O globo, n. 31973, 19/02/2021. País, p. 7

 

Senador que escondeu na cueca R$ 30 mil retoma mandato

Julia Lindner

19/02/2021

 

 

Em carta a parlamentares, Chico Rodrigues afirmou que não conseguiu manter “comportamento de equilíbrio adequado”

Depois de quatro meses afastado do cargo, o senador Chico Rodrigues (DEMRR) reassumiu o mandato ontem prometendo provar a sua inocência na Justiça. Em carta enviada a parlamentares da Casa, Rodrigues diz que não conseguiu manter “o comportamento de equilíbrio mais adequado” e entrou em “pânico” ao esconder cerca de R$ 30 mil na cueca, durante operação da Polícia Federal (PF) em outubro do ano passado.

O senador alega que, na ocasião, chegou a ficar em dúvida se estava sendo alvo de uma “operação policial ou de ação de uma quadrilha especializada”. Além disso, Rodrigues voltou a dizer que a quantia escondida por ele seria usada para pagar funcionários de sua empresa e negou participação em desvios na área da saúde durante a pandemia da Covid-19.

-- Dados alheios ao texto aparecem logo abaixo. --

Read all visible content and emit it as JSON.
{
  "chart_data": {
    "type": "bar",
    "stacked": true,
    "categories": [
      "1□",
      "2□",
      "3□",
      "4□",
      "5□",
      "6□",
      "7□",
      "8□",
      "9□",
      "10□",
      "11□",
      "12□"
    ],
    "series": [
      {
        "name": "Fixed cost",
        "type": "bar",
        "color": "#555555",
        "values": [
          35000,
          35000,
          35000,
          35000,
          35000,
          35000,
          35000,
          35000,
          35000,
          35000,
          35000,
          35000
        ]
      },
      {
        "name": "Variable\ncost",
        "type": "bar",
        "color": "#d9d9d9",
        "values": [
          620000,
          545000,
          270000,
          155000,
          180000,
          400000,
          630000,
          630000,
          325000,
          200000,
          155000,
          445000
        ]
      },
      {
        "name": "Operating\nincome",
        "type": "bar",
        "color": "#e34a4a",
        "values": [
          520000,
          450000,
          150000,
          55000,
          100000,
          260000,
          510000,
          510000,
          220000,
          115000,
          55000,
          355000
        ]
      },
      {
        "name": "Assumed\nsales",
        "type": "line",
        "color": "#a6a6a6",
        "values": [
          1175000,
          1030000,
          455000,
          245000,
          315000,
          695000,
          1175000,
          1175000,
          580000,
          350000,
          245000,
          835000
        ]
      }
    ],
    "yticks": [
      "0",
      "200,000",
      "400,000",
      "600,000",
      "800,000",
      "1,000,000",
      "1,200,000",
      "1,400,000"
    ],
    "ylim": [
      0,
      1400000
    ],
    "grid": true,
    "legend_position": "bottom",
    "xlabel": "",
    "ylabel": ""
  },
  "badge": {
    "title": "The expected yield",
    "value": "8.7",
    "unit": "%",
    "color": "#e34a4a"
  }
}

Ao relembrar a operação da PF, o senador afirmou que o seu comportamento pode ser rotulado como “ridículo” ou “lamentável”, mas que os fatos o absolvem de qualquer tipo de má conduta porque o dinheiro em espécie encontrado com ele é compatível com o seu patrimônio e foi declarado em seu imposto de renda. No documento, Rodrigues declara participação na empresa San Sebastian, no valor de R$ 350 mil.

“Posso ter cometido atos que, vistos de fora do prisma daquele lugar, naquele momento, com o medo e a responsabilidade de ter de assegurar os recursos destinados ao pagamento dos funcionários de empresa de minha família, podem ser rotulados como ridículos ou lamentáveis. Posso ser criticado e, sendo sincero, venho sofrendo um pesadelo de ter uma vida inteira de serviço público prestado ao meu estado e ao meu país ser reduzida e sintetizada a uma expressão degradante e que não reflete o que fui, o que sou e o que fiz ao longo de toda uma vida”, diz no texto.

Nos últimos dias, Rodrigues foi procurado por alguns senadores para que prorrogasse o período de afastamento por pelo menos mais dois meses. O objetivo é evitar que a volta do parlamentar aumente a pressão pela instalação do Conselho de Ética, destinado a analisar representações e denúncias contra os congressistas. O colegiado está sem funcionar desde 2019.

“ENORME PADECIMENTO”

Em outro trecho da carta, ele reforça que incluiu um documento oficial da Procuradoria-Geral do Estado de Roraima informando que nenhum recurso das emendas destinadas por ele para a área da saúde, que somam R$ 19 milhões, foi empenhado ou gasto até o presente momento pelo governo estadual.

No início do documento, ao anunciar que está reassumindo as funções do mandato, o senador diz que passou por “um período de enorme padecimento pessoal, familiar e político”. Rodrigues afirma, ainda, que foram “meses de condoída e solitária prosternação” e que teve de fazer uso de medicamentos psiquiátricos para “restaurar o mínimo de sanidade”.

“Quanto a mim, irei carregar para sempre a chagas dessa excruciante provação. Mas creio que não devo transformar o sofrimento profundo que ainda sinto em mágoas ou revolta.”

Como esperado, o retorno de Rodrigues aumenta a pressão para a instalação do Conselho de Ética. O senador Otto Alencar (PSD-BA) defende que o colegiado seja convocado imediatamente:

—Voltar para o Senado e a comissão responsável por esse caso não se reunir, não indicar um relator e não julgar... Vai ficar um caso de omissão muito grave. O Senado tem a comissão determinada para julgar esses casos. E esse (caso) especialmente chamou atenção do Brasil como um todo e gerou constrangimento para a instituição do Senado pela forma bizarra como ocorreu —afirmou Alencar.